Susan Faludi's essay "Blame It on Feminism" helped me to better understand what exactly feminism means. (For the record, I am grappling with what to do with this word...does it belong in all caps, with a capital letter "f", in plain text...in the end, as you can see, I went with italics, but I am still not certain that this is entirely satisfactory.) According to Faludi, "the point of feminism...is to win women a wider range of experience" (53). She goes on to state that feminism asks two things:
1. "that women not be forced to 'choose' between public justice and private happiness."
2. "that women be free to define themselves instead of having their identity defined for them, time and again, by their culture and their men." (53)
The second point in particular resonates with me, especially in light of the literature we have read so far in this course.

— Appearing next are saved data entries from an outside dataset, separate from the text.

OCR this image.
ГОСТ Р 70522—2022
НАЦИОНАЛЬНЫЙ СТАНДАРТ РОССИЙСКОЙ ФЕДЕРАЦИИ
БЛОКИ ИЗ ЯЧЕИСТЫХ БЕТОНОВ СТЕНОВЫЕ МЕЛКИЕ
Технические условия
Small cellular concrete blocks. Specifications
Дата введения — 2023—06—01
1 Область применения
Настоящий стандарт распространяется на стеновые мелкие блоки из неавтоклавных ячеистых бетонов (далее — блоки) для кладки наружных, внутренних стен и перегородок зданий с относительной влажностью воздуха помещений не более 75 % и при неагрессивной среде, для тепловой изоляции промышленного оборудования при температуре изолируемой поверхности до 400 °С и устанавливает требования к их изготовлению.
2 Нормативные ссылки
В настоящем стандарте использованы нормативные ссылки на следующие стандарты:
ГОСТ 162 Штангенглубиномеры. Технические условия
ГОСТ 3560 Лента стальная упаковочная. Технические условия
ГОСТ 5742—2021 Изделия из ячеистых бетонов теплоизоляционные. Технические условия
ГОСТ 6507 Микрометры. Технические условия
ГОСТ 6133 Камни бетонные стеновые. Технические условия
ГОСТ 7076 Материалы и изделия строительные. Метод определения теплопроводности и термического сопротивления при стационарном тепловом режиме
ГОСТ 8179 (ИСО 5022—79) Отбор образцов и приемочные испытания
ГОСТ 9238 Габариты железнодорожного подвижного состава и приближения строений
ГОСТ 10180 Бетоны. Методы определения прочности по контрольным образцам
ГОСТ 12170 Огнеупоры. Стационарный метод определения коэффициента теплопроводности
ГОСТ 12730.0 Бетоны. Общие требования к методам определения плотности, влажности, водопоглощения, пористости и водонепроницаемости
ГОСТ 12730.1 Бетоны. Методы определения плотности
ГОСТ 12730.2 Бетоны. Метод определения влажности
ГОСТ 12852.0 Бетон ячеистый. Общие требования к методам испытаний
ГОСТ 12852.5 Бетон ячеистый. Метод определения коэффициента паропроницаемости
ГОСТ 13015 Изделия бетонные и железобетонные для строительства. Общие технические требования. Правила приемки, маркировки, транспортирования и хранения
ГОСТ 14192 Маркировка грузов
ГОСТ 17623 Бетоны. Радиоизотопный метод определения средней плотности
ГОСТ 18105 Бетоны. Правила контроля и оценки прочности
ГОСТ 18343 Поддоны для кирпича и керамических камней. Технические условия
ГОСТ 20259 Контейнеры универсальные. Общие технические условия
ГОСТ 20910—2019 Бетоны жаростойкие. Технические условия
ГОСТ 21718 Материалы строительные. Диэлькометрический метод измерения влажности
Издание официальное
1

In part because I am sitting here now, reading, writing and thinking about things of my own accord, I can't help but consider the treatment of the women by the men in "The Yellow Wallpaper" and, more recently, in terms of the course syllabus, in The Handmaid's Tale. Faludi's notion of women being "free to define themselves instead of having their identity defined for them...by their men" is glaringly absent in the aforementioned texts. Though male dominance (to the point of misogyny?) is much more pervasive in the culture described in The Handmaid's Tale, there is undoubtedly evidence of a similar system of inequality in "The Yellow Wallpaper." In particular, both cultures identify an inherent evil in the act of women writing. Our narrator in "The Yellow Wallpaper," upon sensing her husband's presence, guiltily confesses that "[she] must put this [diary] away, -- he hates to have me write a word" (27). Similarly, when Offred discovers the Nolite te bastardes carborundorum etching on the floor of her closet she remarks that "it was a message, and it was in writing, forbidden by that very fact, and it hadn't yet been discovered" (62). In both cultures, men deprive women of the opportunity to express themselves in writing. These women are thinking, feeling, living and breathing beings without voices. And in a concrete sense, Faludi's expectation that women should not have "their identity defined for them...by their men" is violated by the very fact that Offred has been renamed to satisfy a man's needs. With the act of renaming, our narrator's very identity is stripped away. Now, I say the renaming is an effort to satisfy a man's desires, but I suppose it could well be Serena Joy who had something to do with this act. Does that then make the renaming even worse if one woman, who happens to be in a more powerful position, aids and abets in the destruction of another woman's identity? Is a violation of women's rights all the more wicked if the perpetrator is herself a woman? It is too late for Jenny to right her wrong of standing idly by while the narrator of "The Yellow Wallpaper" deteriorated, but I am hopeful that Serena Joy eventually acknowledges that she has a responsibility to Offred to ensure that she, and all women of the world, have the freedom to participate in a "wider range of experience."